Places of employment and appliances are safe within the meaning of the statute when they are so constructed and in such condition that, considering the nature of the employment conducted in them and the manner in which it is customarily carried on, or the manner in which an ordinarily careful and prudent man may reasonably anticipate it might be conducted, and considering the use the appliances are, with the knowledge of the employer, being put to, or the use which an ordinarily careful and prudent person may reasonably anticipate they might be put to, they are as free from danger as such employment and such use will reasonably permit. Montevilla v. Northern F. Co. 153 Wis. 292, 141 N. W. 279; Kendzewski v. Wausau S. F. Co. 156 Wis. 452, 146 N. W. 516. In other words, safety is not an absolute, fixed term, but a relative one, being always measured by the kind of employment and the manner in which it is customarily carried on and by the use appliances are, with the knowledge of the [613]*613employer, being put to, or which an ordinarily prudent person might reasonably anticipate they may be put to. Therefore if a place of employment or an appliance is as free from danger as the nature of the employment will reasonably permit when used in a customary or usual manner for the work intended, or in such a manner as an ordinarily prudent and careful person might reasonably, anticipate it might be carried on or used for, it is safe, though it may not be safe for a condition or a manner of carrying on the work that could not reasonably be anticipated by the employer. The statute places no heavier duty upon him than to make the place of employment for his work as free from danger as the nature of it will reasonably permit. By his work is meant the kind of employment he is engaged in and the customary manner in which it is conducted, or the manner in which an ordinarily prudent person might anticipate it may be done. It follows, therefore, that the question submitted answered the statutory call.

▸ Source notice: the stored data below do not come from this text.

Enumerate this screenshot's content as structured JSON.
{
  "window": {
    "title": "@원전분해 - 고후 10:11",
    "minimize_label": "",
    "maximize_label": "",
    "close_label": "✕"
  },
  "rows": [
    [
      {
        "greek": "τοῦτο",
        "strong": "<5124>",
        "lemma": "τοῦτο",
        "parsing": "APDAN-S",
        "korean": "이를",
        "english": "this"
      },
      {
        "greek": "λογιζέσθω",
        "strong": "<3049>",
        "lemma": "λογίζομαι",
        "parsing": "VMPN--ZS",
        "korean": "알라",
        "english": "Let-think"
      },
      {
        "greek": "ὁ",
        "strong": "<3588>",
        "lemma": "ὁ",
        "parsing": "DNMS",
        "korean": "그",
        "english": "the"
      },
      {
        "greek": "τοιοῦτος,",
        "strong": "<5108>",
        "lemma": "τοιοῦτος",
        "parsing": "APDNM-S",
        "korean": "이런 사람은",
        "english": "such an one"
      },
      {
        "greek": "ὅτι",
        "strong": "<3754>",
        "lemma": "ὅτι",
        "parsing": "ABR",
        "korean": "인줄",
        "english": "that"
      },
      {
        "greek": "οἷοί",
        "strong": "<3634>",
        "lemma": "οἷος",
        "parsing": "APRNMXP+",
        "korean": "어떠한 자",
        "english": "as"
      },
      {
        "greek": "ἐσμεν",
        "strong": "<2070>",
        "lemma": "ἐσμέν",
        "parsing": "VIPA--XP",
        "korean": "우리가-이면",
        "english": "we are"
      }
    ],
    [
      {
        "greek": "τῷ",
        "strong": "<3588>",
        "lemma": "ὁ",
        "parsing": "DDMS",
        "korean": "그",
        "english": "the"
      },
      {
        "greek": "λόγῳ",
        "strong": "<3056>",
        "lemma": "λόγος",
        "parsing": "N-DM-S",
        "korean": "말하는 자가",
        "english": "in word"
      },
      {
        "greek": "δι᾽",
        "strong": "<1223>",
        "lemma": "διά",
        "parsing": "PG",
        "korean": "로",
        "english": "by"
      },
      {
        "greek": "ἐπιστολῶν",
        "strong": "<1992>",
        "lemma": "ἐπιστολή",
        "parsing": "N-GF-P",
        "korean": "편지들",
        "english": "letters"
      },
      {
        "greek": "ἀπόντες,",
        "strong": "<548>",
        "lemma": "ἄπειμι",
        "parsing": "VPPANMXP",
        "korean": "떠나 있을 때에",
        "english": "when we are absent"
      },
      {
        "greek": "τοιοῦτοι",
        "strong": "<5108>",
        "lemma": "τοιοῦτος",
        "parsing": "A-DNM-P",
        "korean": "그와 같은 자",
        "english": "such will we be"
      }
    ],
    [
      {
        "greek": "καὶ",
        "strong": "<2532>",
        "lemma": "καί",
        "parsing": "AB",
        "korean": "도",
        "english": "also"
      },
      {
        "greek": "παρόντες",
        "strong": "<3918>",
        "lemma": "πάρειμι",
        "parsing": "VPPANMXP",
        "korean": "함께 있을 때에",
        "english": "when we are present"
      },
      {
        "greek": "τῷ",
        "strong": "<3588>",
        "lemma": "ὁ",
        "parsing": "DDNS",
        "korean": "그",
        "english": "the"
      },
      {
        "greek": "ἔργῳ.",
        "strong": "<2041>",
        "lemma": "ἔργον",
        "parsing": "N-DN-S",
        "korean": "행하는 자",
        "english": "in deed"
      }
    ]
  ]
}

It is strongly urged that the jury’s answer to it is not supported by the record, since plaintiff’s evidence shows that the skids under the rollers were placed level and no unusual or unreasonable strain was put upon the. chain that broke. There is, however, an abundance of testimony on behalf of the defendant given by co-employees of the plaintiff that the skids were not placed level with the ones on which the rollers were; that plaintiff saw this and yet he signaled to the engineer to put on more and more power; that the latter did so till every part of the appliance groaned and creaked, as the witnesses put it, and the chain broke before the rollers climbed the ends of the skids. Plaintiff testified that it was customary to place the skids, and that they ought to be placed, level with the ones supporting the rollers, but not end to end. Instead they were placed so as to overlap some with those in position but parallel and level with them. To place them level it was often necessary to dig away some soil, [614]*614owing to the fact that those in position were more or less pressed into the ground by the weight of the pile-driver. The softer the ground the more they would he pressed in. There is evidence to show that the skids put in projected some two and one-half inches above the ones in position upon which the pile-driver rested. That would be quite a climb for rollers twelve inches in diameter carrying a load of from thirteen to thirty-five tons. Plaintiff was in full control of the crew and it was his duty to direct how the work should be done.
One witness testifies:
“Olson gave orders to put on the strain again after the bridge link was moved. He gave orders to put the strain on — gave orders that way (indicating with hand), and the man kept tending to the nigger and the engineer turned on a little more steam and the ropes began to squeak and everything pulled tight; strained, and he was motioning for more power and the driver moved a little — I don’t know how many inches, but not far until it struck solid and this kept on turning and finally the chain broke. The rollers were up against the end of the new skids. . . . The engine was pulling on the driver with the roller against the skid before the chain broke, probably a minute. . . . The ropes all squeaked and everything creaked from the stretch being pulled out of them. ... I saw what was going on. I saw Olson wave his hand when it would not climb that timber. I saw the man at the winch pull tighter on the rope. I saw the engineer putting on steam. I could see all that, that is what that means (indicating with hands). I could see it, I was within fifteen feet of the driver. ... I noticed afterwards the cable where it was around the pile and it cut into the pile, around the head of the pile. It dug three quarters of an inch, it couldn’t be got out without the aid of a peavey. The most of it was done this time. The rope had been around the pile for moving the driver down, and it never goes in far enough but what a man can take hold and lift it, but this time it was snared up tight. . . . They pulled hard enough to make a hole in the pile. It was three quarters deep. Two half hitches and had to pry it off with a peavey to get the thing off.'”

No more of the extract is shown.